Chapman University in Orange said Orange County employment in five key industry sectors remains “well below” prerecession levels and that payrolls will grow by 2.5% next year after finishing 2015 up 3.2%.
A 2.5% gain would add about 39,000 jobs in Orange County in 2016 for a total of about 1.6 million.
The numbers were part of Chapman’s A. Gary Anderson Center for Economic Research annual economic forecast for Orange County, California and the U.S., that it presented to about 1,500 attendees gathered at the Segerstrom Center for the Arts in Costa Mesa.
The center said California would boost jobs 2.4% in 2016 after a 2.9% increase this year.
A better job market “should induce household formation and home-buying” the report said, though affordability has declined since 2012, despite low mortgage rates.
It projects Orange County home prices to rise 2.5% and statewide prices to increase 3.7%—both numbers slightly below 2015 increases—and interest rates nationally are set to rise as well.

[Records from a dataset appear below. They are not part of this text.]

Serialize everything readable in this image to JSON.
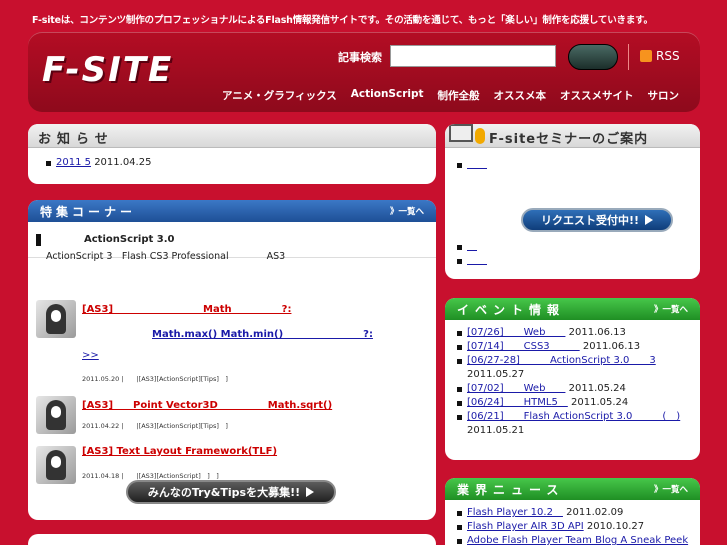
{
  "tagline": "F-siteは、コンテンツ制作のプロフェッショナルによるFlash情報発信サイトです。その活動を通じて、もっと「楽しい」制作を応援していきます。",
  "header": {
    "logo": "F-SITE",
    "search_label": "記事検索",
    "search_value": "",
    "rss_label": "RSS",
    "nav": [
      "アニメ・グラフィックス",
      "ActionScript",
      "制作全般",
      "オススメ本",
      "オススメサイト",
      "サロン"
    ]
  },
  "news": {
    "title": "お知らせ",
    "items": [
      {
        "link": "2011 5",
        "date": "2011.04.25"
      }
    ]
  },
  "feature": {
    "title": "特集コーナー",
    "more": "》一覧へ",
    "intro_title": "ActionScript 3.0",
    "intro_text": "ActionScript 3　Flash CS3 Professional　　　　AS3",
    "articles": [
      {
        "title": "[AS3]　　　　　　　　　Math　　　　　?:",
        "line2": "Math.max() Math.min()　　　　　　　　?:",
        "line3": ">>",
        "meta": "2011.05.20 |　　|[AS3][ActionScript][Tips]　]"
      },
      {
        "title": "[AS3]　　Point  Vector3D　　　　　Math.sqrt()",
        "meta": "2011.04.22 |　　|[AS3][ActionScript][Tips]　]"
      },
      {
        "title": "[AS3] Text Layout Framework(TLF)",
        "meta": "2011.04.18 |　　|[AS3][ActionScript]　]　]"
      }
    ],
    "cta": "みんなのTry&Tipsを大募集!!"
  },
  "seminar": {
    "title": "F-siteセミナーのご案内",
    "cta": "リクエスト受付中!!"
  },
  "events": {
    "title": "イベント情報",
    "more": "》一覧へ",
    "items": [
      {
        "link": "[07/26]　　Web　　",
        "date": "2011.06.13"
      },
      {
        "link": "[07/14]　　CSS3　　　",
        "date": "2011.06.13"
      },
      {
        "link": "[06/27-28]　　　ActionScript 3.0　　3",
        "date": "2011.05.27"
      },
      {
        "link": "[07/02]　　Web　　",
        "date": "2011.05.24"
      },
      {
        "link": "[06/24]　　HTML5　",
        "date": "2011.05.24"
      },
      {
        "link": "[06/21]　　Flash ActionScript 3.0　　　(　)",
        "date": "2011.05.21"
      }
    ]
  },
  "industry": {
    "title": "業界ニュース",
    "more": "》一覧へ",
    "items": [
      {
        "link": "Flash Player 10.2　",
        "date": "2011.02.09"
      },
      {
        "link": "Flash Player AIR 3D API",
        "date": "2010.10.27"
      },
      {
        "link": "Adobe Flash Player Team Blog A Sneak Peek",
        "date": ""
      }
    ]
  }
}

The forecast also said low inventories of unsold homes and continued new-home starts nationwide will add to a generally healthy U.S. economic picture buoyed by a drop in oil prices that’s expected to help grow the gross domestic product next year by 2.8%.
The report called out consumer spending as the main engine for U.S. GDP growth next year, driven by low gas prices, lower debt levels, and more household wealth.
Exports will also increase at moderate rates, the report said.